Ceci n'est pas un roman, et cela fait mal au coeur.
A travers les portraits de treize
Chinoises (le quatorzième chapitre étant consacré à une communauté reculée),
Xinran prend le pouls de la Chine des années 90. Une Chine en pleine suffocation, à peine remise du traumatisme du Grand Bond en avant. Lancé dans les années 60, ce programme politique n'aura duré que quelques années – mais quels dégâts aura-t-il fait ! La collectivisation des terres agricoles a donné lieu à une immense famine, au déchirement de nombreuses familles, à des mariages forcés, à des désillusions et à tant de souffrances…
Tout en brossant le Parti dans le sens du poil, cette jeune journaliste tente de découvrir la vérité : à quoi ressemble la vie des
Chinoises ? Que veulent-elles ? Qu'est-ce que le bonheur pour elles ?
Les traditions de la société pèsent de tout leur poids sur les femmes : celles-ci se doivent d'être belles et bêtes (nombreux sont les dictons les louant lorsqu'elles sont incultes ou désoeuvrées), de servir leur mari et de mettre au monde des fils. La moindre des choses, évidemment, est d'être vierge le jour de leur mariage : les filles-mères sont conspuées. Peu importe qu'elles aient été consentantes ou non.
Et contrairement à ce que j'avais cru, les choses ne s'arrangent pas avec la révolution culturelle.
Xinran reçoit des témoignages bouleversants de femmes maintenues dans l'ignorance de la sexualité, terrifiées à l'idée de tomber enceinte pour avoir osé tenir la main d'un garçon, de jeunes filles issues de familles bourgeoises envoyées dans la campagne pour y être « rééduquées » et servir d'outil sexuel aux hommes en mal de douceur.
Car le problème est là : la vie est dure pour tout le monde. La pauvreté et l'indigence touchent aussi bien les hommes que les femmes. La seule différence entre eux, c'est que les premiers peuvent se soulager sur les dernières quand le fardeau devient trop lourd à porter. Que ce soit le sexe ou la violence, les
Chinoises deviennent trop rapidement un exutoire.
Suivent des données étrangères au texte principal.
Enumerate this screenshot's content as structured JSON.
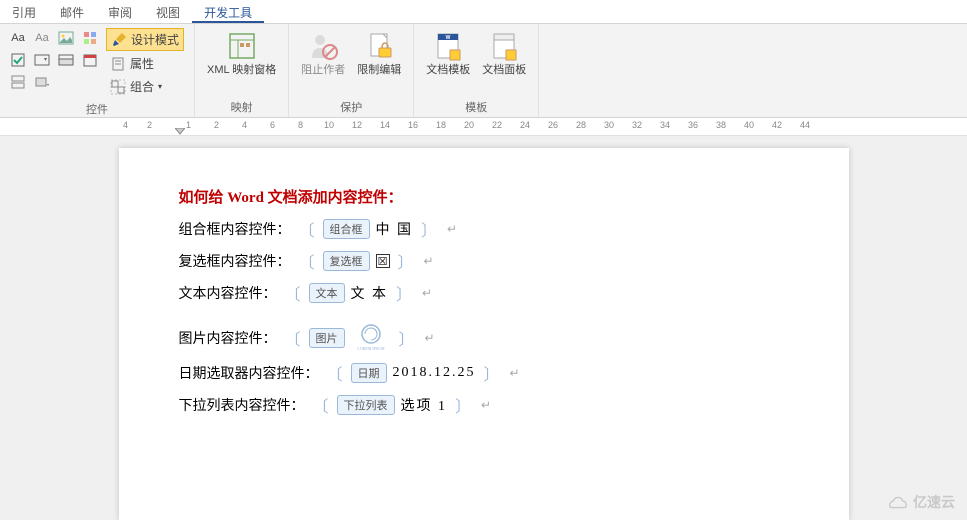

J'ai été happée par ces terribles histoires qui montrent une société bancale, trop fragile pour pouvoir se permettre d'être humaine. Des vies brisées par la politique, par la délation, par la monstruosité des forces de l'ordre (elles aussi soumises à de fortes pressions). Dans les années 60, en Chine, on ne pouvait plus faire confiance à personne.
Un livre jamais cru, jamais vulgaire, à mettre entre toutes les mains : il éduque et renseigne, il donne à réfléchir et il fait aussi voyager.